Supreme Court will review whether FERC should apply Ninth Circuit’s modified public interest standard.

On September 25, 2007, the Supreme Court of the United States granted and consolidated the petitions for certiorari of Morgan Stanley Capital Group and Calpine Energy Services, each of which sought review of the U.S. Court of Appeals for the Ninth Circuit’s decision in Public Utility District No. 1 of Snohomish County Washington, et al. v. FERC. The consolidated cases involve unilateral attempts to modify forward contracts entered into by power companies during the western energy crisis of 2000-01.

In Snohomish, the Ninth Circuit held that the Federal Energy Regulatory Commission (FERC) erred in its procedural reliance on Mobile-Sierra (because its grant of market-based rate authority lacked a mechanism to provide effective, timely relief from unjust and unreasonable rates) and also in the substantive standard it used to determine that the contracts at issue did not adversely affect the public interest. The Mobile-Sierra doctrine provides that where parties have entered into a bilateral contract with a fixed rate or other fixed terms and conditions, FERC’s sole concern under the Federal Power Act or the Natural Gas Act is "whether the rate [could] adversely affect the public interest—as where it might impair the financial ability of the public utility to continue its service, cast upon other consumers an excessive burden, or be unduly discriminatory."

The Ninth Circuit created a new standard of Mobile-Sierra review, applicable in a "high-rate" challenge, holding that the relevant inquiry is "whether the wholesale energy contract is outside the ‘zone of reasonableness’ and results in retail rates higher than would be the case if that zone were not exceeded." The Ninth Circuit Court remanded the case to FERC so that it can reassess whether Mobile-Sierra review or full just and reasonable review of the challenged contracts is appropriate.

The new standard of review for wholesale power contracts created by the Ninth Circuit appears to modify, and is inconsistent with, the long-standing standard set by the Supreme Court in the Mobile and Sierra cases.
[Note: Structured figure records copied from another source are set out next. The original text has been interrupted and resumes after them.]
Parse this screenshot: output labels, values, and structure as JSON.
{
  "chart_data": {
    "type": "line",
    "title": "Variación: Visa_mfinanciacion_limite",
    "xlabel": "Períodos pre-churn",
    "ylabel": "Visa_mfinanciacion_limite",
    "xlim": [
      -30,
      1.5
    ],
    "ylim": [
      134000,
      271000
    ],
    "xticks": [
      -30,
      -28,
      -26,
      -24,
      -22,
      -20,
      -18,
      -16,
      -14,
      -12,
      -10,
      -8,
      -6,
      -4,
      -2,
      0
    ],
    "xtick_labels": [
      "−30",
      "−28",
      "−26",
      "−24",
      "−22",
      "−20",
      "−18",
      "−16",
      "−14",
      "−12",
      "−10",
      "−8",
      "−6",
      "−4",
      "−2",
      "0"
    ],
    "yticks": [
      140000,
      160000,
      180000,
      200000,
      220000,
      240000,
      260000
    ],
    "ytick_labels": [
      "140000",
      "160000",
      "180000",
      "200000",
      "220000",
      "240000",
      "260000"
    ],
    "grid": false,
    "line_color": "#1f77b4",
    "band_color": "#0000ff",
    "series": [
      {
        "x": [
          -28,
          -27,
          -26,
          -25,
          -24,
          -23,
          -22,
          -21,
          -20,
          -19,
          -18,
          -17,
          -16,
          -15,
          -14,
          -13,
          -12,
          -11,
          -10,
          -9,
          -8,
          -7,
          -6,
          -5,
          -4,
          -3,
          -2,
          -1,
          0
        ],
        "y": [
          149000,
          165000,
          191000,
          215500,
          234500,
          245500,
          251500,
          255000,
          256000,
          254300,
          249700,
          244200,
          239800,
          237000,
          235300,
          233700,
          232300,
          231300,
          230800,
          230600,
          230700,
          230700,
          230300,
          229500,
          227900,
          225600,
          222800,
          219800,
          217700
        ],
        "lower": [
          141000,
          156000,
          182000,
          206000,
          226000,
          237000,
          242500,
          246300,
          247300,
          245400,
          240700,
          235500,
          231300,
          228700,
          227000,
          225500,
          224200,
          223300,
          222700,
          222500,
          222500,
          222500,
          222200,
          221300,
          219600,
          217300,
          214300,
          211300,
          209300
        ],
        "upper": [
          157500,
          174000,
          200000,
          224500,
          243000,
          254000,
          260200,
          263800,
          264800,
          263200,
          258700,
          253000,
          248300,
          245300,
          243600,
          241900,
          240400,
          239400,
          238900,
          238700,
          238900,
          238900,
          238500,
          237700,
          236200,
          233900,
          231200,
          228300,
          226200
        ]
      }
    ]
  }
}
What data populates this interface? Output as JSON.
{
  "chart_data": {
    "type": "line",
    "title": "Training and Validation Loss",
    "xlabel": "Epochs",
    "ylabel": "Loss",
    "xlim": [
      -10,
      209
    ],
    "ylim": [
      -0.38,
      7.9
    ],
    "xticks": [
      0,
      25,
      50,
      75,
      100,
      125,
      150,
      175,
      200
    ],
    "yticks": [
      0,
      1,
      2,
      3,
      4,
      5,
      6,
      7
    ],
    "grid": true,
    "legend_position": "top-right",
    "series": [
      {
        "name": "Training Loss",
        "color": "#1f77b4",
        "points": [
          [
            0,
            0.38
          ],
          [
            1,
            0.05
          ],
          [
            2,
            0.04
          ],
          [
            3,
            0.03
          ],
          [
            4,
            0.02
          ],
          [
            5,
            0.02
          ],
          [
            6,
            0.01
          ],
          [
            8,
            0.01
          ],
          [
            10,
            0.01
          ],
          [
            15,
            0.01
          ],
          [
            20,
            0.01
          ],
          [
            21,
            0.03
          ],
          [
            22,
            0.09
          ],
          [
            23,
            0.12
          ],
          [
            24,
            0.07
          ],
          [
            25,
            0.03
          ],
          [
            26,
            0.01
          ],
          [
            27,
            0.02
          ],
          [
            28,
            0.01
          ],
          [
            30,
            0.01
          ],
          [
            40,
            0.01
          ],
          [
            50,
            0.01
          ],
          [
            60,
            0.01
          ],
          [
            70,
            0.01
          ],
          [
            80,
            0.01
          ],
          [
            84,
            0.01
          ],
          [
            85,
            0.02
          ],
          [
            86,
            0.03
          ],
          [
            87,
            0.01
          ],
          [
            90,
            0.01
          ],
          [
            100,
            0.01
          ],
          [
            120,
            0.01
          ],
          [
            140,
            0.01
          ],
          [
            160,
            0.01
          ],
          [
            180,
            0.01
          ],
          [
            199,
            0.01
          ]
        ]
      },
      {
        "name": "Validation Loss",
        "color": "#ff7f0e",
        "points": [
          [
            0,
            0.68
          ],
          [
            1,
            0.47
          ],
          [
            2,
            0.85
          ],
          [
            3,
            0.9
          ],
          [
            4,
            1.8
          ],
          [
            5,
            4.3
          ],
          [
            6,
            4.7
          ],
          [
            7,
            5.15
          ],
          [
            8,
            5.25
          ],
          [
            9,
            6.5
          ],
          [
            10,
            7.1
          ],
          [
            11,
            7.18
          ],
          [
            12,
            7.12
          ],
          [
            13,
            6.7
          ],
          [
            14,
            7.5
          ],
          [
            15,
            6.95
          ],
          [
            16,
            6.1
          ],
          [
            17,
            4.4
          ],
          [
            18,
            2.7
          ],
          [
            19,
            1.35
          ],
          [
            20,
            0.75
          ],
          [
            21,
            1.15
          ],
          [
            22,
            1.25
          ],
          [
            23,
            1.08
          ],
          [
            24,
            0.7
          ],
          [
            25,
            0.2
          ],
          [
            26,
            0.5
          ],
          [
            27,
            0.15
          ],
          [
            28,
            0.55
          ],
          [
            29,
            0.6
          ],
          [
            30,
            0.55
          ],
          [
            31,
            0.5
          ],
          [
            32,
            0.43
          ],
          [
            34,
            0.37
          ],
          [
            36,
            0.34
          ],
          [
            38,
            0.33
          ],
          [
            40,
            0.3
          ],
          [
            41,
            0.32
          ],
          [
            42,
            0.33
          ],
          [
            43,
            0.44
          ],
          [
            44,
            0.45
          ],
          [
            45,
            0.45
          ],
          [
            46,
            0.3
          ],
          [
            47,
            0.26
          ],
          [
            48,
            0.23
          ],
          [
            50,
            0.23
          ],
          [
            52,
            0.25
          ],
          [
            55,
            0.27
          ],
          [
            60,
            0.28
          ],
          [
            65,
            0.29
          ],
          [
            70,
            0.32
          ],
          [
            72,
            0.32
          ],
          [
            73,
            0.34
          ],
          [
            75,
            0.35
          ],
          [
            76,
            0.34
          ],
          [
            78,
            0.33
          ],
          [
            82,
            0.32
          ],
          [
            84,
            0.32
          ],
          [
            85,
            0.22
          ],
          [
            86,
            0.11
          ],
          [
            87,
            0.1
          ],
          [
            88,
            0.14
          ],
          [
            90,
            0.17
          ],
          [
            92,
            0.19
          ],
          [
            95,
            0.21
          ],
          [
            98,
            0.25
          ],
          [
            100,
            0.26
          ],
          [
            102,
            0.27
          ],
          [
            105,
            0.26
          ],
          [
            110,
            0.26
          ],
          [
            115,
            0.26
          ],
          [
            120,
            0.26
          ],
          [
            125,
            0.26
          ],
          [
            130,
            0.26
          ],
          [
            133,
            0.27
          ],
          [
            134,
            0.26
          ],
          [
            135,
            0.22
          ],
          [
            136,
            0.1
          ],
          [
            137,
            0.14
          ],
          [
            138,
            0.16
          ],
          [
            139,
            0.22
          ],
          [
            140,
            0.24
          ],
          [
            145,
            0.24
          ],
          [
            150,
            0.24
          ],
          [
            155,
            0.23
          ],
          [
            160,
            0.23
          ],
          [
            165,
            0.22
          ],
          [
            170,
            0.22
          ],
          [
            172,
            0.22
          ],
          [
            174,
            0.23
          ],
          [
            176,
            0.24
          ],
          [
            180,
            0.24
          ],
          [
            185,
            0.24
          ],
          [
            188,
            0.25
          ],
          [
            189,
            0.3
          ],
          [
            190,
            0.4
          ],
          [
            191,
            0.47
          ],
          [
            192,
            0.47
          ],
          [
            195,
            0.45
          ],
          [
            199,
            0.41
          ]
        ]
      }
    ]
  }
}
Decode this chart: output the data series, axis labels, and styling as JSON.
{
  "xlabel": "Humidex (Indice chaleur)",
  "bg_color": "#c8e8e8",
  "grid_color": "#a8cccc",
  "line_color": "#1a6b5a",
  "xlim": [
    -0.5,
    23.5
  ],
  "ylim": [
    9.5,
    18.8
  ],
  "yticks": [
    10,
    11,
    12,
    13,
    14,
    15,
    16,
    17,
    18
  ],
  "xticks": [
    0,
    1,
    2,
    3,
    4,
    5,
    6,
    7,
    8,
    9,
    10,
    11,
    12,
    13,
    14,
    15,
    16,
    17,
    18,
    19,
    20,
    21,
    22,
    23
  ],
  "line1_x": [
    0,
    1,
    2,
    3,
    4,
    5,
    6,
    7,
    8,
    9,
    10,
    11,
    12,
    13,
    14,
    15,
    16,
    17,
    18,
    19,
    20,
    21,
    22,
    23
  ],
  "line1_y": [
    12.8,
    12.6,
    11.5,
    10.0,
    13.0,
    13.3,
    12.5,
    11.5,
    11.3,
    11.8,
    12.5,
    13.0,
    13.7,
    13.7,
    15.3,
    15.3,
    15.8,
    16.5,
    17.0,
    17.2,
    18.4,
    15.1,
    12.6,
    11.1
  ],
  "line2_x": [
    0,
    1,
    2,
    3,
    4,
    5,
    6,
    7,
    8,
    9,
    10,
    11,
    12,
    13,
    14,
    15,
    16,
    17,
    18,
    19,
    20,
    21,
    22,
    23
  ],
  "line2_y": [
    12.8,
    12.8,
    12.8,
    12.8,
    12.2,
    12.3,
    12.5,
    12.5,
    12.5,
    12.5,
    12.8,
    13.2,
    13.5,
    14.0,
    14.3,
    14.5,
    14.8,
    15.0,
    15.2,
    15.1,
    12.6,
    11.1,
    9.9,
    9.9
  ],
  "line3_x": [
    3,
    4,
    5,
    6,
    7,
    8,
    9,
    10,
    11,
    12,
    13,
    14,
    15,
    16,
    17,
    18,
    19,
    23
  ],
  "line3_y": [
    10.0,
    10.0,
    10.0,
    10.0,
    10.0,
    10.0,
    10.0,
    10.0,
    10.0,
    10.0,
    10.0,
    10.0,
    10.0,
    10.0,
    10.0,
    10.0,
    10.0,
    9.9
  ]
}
The power suppliers sought and FERC opposed certiorari.

The Supreme Court’s decision to review whether FERC should apply the Ninth Circuit’s modified public interest standard suggests the Supreme Court may not agree with the Ninth Circuit’s application of the Mobile-Sierra doctrine or with the balance the Ninth Circuit struck between the need for contract enforceability and the potential burden on retail customers of a unilateral rate change. Oral argument will be held early next year, and a decision is expected by June 2008.